Pick Synthetic instead if you want a simpler flat subscription with no per-model cap math. Pick Z.AI if your preferred model is the GLM family specifically.

Troubleshooting

  • Frontier models (DeepSeek V3, MiniMax M2.1, some Qwen variants) are gated to the Standard tier and above since Feb 2026.
  • Either upgrade, or pick a model available on your current tier (smaller Llama or Qwen variants).
  • Check current usage in the Chutes dashboard.
  • Switch temporarily to a cheaper model to extend the cap, or upgrade tier.
  • Configure a Fallback BYOK provider so reviews keep running while you’re capped.
  • Confirm the key is active in the Chutes dashboard and the subscription is current.
  • Make sure there are no trailing spaces or quotes in the .env value.
  • Chutes uses the org/model format, with some variants ending in -TEE (confidential compute). Double-check exact capitalization at llm.chutes.ai/v1/models.

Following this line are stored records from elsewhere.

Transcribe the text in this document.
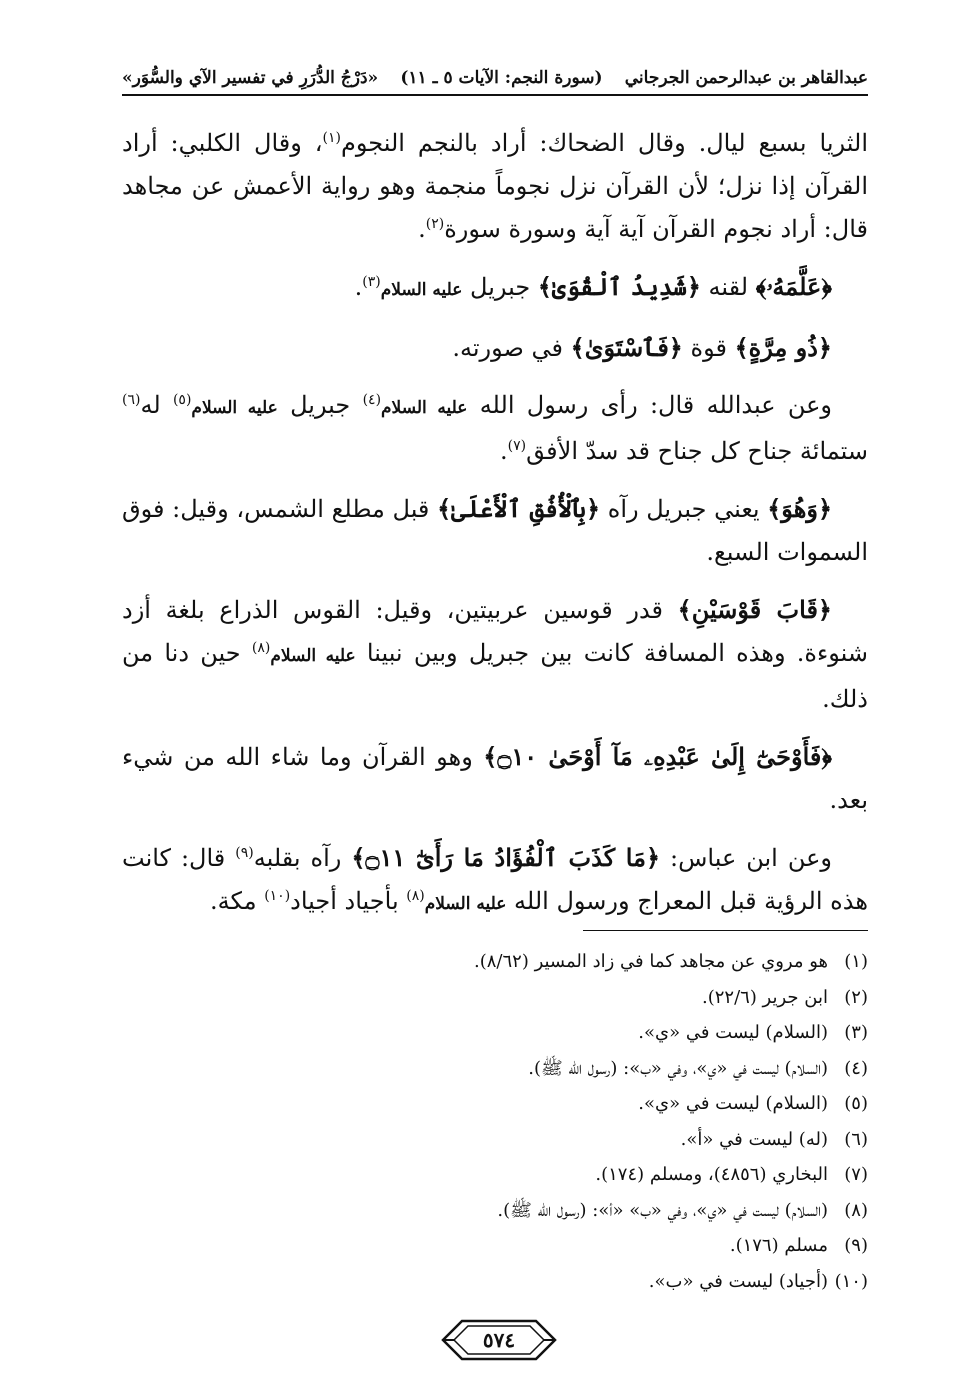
عبدالقاهر بن عبدالرحمن الجرجاني
(سورة النجم: الآيات ٥ ـ ١١)
«دَرْجُ الدُّرَرِ في تفسير الآي والسُّوَر»

الثريا بسبع ليال. وقال الضحاك: أراد بالنجم النجوم$^{(١)}$، وقال الكلبي: أراد القرآن إذا نزل؛ لأن القرآن نزل نجوماً منجمة وهو رواية الأعمش عن مجاهد قال: أراد نجوم القرآن آية آية وسورة سورة$^{(٢)}$.

﴿عَلَّمَهُۥ﴾ لقنه ﴿شَدِيدُ ٱلْقُوَىٰ﴾ جبريل عليه السلام$^{(٣)}$.

﴿ذُو مِرَّةٍ﴾ قوة ﴿فَٱسْتَوَىٰ﴾ في صورته.

وعن عبدالله قال: رأى رسول الله عليه السلام$^{(٤)}$ جبريل عليه السلام$^{(٥)}$ له$^{(٦)}$ ستمائة جناح كل جناح قد سدّ الأفق$^{(٧)}$.

﴿وَهُوَ﴾ يعني جبريل رآه ﴿بِٱلْأُفُقِ ٱلْأَعْلَىٰ﴾ قبل مطلع الشمس، وقيل: فوق السموات السبع.

﴿قَابَ قَوْسَيْنِ﴾ قدر قوسين عربيتين، وقيل: القوس الذراع بلغة أزد شنوءة. وهذه المسافة كانت بين جبريل وبين نبينا عليه السلام$^{(٨)}$ حين دنا من ذلك.

﴿فَأَوْحَىٰٓ إِلَىٰ عَبْدِهِۦ مَآ أَوْحَىٰ ۝١٠﴾ وهو القرآن وما شاء الله من شيء بعد.

وعن ابن عباس: ﴿مَا كَذَبَ ٱلْفُؤَادُ مَا رَأَىٰٓ ۝١١﴾ رآه بقلبه$^{(٩)}$ قال: كانت هذه الرؤية قبل المعراج ورسول الله عليه السلام$^{(٨)}$ بأجياد أجياد$^{(١٠)}$ مكة.

(١)هو مروي عن مجاهد كما في زاد المسير (٨/٦٢).
(٢)ابن جرير (٢٢/٦).
(٣)(السلام) ليست في «ي».
(٤)(السلام) ليست في «ي»، وفي «ب»: (رسول الله ﷺ).
(٥)(السلام) ليست في «ي».
(٦)(له) ليست في «أ».
(٧)البخاري (٤٨٥٦)، ومسلم (١٧٤).
(٨)(السلام) ليست في «ي»، وفي «ب» «أ»: (رسول الله ﷺ).
(٩)مسلم (١٧٦).
(١٠)(أجياد) ليست في «ب».
٥٧٤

  • Chutes runs on decentralized compute, so tail latency is higher than on dedicated clouds.
  • For latency-sensitive reviews, prefer dedicated providers; reserve Chutes for overnight or batch review jobs, or configure a fast provider as Main and Chutes as Fallback.
  • Confirm your server can reach llm.chutes.ai.
  • Review API and worker logs for the exact upstream error.